Speaking of the summer, the weather has been crazy warm here this last month. I’m talking 70’s and 80’s for the last couple weeks. This change in seasons also meant that the famous cherry blossoms were in full bloom just a couple weeks ago. The most popular spot for cherry blossoms is in an area called Altstadt in Bonn. I’ve never seen so many people posing for Instagram photos, lots of selfie sticks as well. All about gettin’ that angle.

cherry blossoms by night

It really was amazing to see how quickly the trees went from bare branches to full of pink flowers. I also was not fully aware of the temporality of these cherry blossoms, as within a couple days the lush pink flowers were replaced with green leaves. It truly was beautiful and I am super fortunate to have been able to experience this extremely temporary show of nature.

cherry blossoms by day

Last Friday I took a day trip to Maastricht in the Netherlands because why not?? A friend of mine in my program had asked me and with round trip bus tickets costing only 25$ I couldn’t pass it up. It was a lovely little city, and I would definitely recommend it to anyone in the area. Something interesting that I noticed there was that I overheard a LOT of English being spoken, more than almost any place I’ve visited here in Europe. Couldn’t tell you why, but I thought it was a little unusual, that’s all.

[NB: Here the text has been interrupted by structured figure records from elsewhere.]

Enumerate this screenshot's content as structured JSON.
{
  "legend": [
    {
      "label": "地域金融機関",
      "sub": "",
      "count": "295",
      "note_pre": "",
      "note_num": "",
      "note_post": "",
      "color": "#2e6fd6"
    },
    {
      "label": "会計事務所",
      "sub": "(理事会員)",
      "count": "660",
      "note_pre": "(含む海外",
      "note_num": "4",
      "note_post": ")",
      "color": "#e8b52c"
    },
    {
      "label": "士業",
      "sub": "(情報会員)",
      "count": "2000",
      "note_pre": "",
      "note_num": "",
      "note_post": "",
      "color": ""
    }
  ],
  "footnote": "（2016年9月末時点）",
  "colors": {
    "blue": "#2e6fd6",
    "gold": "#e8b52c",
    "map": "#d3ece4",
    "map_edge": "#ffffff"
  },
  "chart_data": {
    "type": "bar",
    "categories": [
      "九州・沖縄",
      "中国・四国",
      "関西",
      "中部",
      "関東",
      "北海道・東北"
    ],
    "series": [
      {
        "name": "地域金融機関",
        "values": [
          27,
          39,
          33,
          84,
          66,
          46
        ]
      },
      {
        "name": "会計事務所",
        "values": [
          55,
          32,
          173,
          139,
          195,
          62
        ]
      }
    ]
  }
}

the lovely riverside city of Maastrict

This past weekend there was also a huge festival here in Bonn called RheinImpuls. It was EXACTLY like Coachella, just a bit (significantly) smaller. Considering it cost 0 Euros it was a lot of fun and there was even a firework show over the Rhein one of the nights.

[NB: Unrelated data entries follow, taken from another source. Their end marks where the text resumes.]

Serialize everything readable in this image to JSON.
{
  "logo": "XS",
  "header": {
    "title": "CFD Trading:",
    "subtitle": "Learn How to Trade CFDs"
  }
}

Aerial shot of the firework show over the Rhein River

This upcoming weekend I’m heading off to Paris with a couple of friends in my program, so expect a comprehensive review of the city, as well as more photos. Only concern about traveling there is that none of us know any French, but then again, most Europeans seem to speak better English than me so we should be alright.

Thought I’d also list out a couple more things that I’ve noticed, and have found interesting here:

  • Far less parental supervision here. Not uncommon to see small children on the bus by themselves or just roaming the city alone.
  • People will wear pants regardless of how hot it is. Huge contrast to Wisconsin. It’s been 85 degrees here and so many people are still wearing pants. Crazy.
  • People of ALL ages ride scooters here. Children, older folks with gray hair, business men in suits. I’ve seen it all.
  • Egg yolks are more orange. This is just my personal theory, no one else seems to have paid much attention to this, but I swear yolks aren’t as yellow here.

Alright that’s it for now! Thanks for reading!


2 thoughts on “Another Long Overdue Post!”

  1. It sounds like a great time you are having. I wish I knew where my great Grandparents were from. My Moms grandparents on both side were from Germany. Glad you were ok in Paris. With all the nut jobs everywhere please be careful. Have a great time. The weather here is crazy too.

    Love, Grandma

  2. Quinn,
    A wonderful report. Wish I could be there with you and play tour guide during those ‘free’ hours. Bonn being a pretty central city, you certainly do have plenty of opportunities to explore many places pretty much throughout Europe. Why so much English spoken in Holland? Dutch is a pretty good mix of German and English. I call it at times a German dialect which it was originally. If you would travel through all of Germany, you would find a number of different dialects. Bayerisch and Schwaebisch would be extremely difficult for you to understand. Since ‘Dutch’ is not understood by anybody living outside the Netherlands, all Dutch people do really good English, many of them also German, but primarily those living along the border with Germany. Have fun. Keep us updated. Enjoy the time in Germany. Maybe Loew (German National Soccer Coach) discovers you in time for the World Cup in Russia later this year.